Le Conseil écarte assez sèchement leur argumentaire relatif à la garantie des droits (article 16 de la DDH) en considérant de manière assez peu surprenante que cette garantie ne saurait obliger le législateur à prévoir des mesures de transition lorsqu’il modifie un délai fiscal.

Le Conseil fait toutefois une réserve d’interprétation pour préciser que le législateur ne peut pour autant appliquer des règles d’assiette ou de liquidation autres que celles qui étaient applicables à la date de chaque fait générateur d’imposition.

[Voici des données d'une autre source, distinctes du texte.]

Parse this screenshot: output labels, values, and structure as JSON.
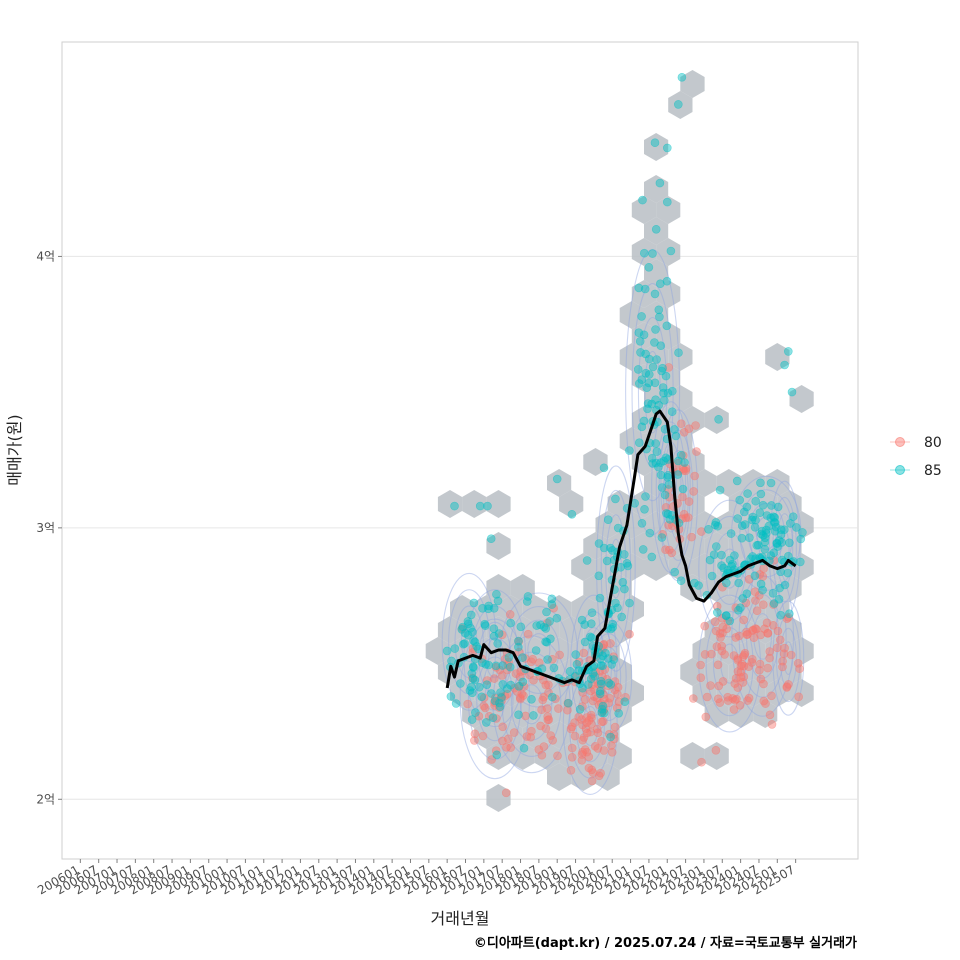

Cette réserve vise à prévenir le législateur que si modification il y a, elle ne saurait être rétroactive. Elle ne sera cependant pas d’un grand secours aux contribuables concernés puisque la mesure est entrée en vigueur lors de la publication de la loi. Il s’agit donc plutôt d’une mise en garde que la garantie des droits pourrait faire échec à la « mini-rétroactivité » consistant à faire rétroagir la mesure à une date antérieure, comme celles de la présentation du projet de loi ou du vote de l’amendement introduisant la mesure.

Sur ce point, on sait la jurisprudence du Conseil contrastée (voir par exemple la décision 2015-475 QPC du 17 juillet 2015 par laquelle le Conseil a validé une loi rétroagissant à l’adoption de l’amendement l’instaurant). Faut-il y voir une évolution ou une simple précision applicable seulement en matière de droits de mutation à titre gratuit ? Même si nous penchons plutôt en faveur de la seconde branche de l’alternative (mais les commentaires de la décision – non encore publiés à cette heure – nous en apprendront peut-être plus), nous estimons que la question méritera d’être posée chaque fois que possible, en espérant que les juridictions qui filtrent les QPC joueront le jeu en transmettant les questions posées dont elles seront saisies.

Pour notre part, nous déposerons prochainement une QPC pour faire juger que la rétroactivité au 3 mars 2011 de l’exit tax viole la garantie des droits pour les contribuables qui ont transférés leur domicile fiscal hors de France avant le 14 mai 2011, date de présentation du projet de loi de finances rectificative pour 2011. En effet, nous sommes en mesure d’établir que rien dans le discours prononcé par le ministre des finances ce jour-là n’informait les contribuables de l’introduction immédiate de l’exit tax.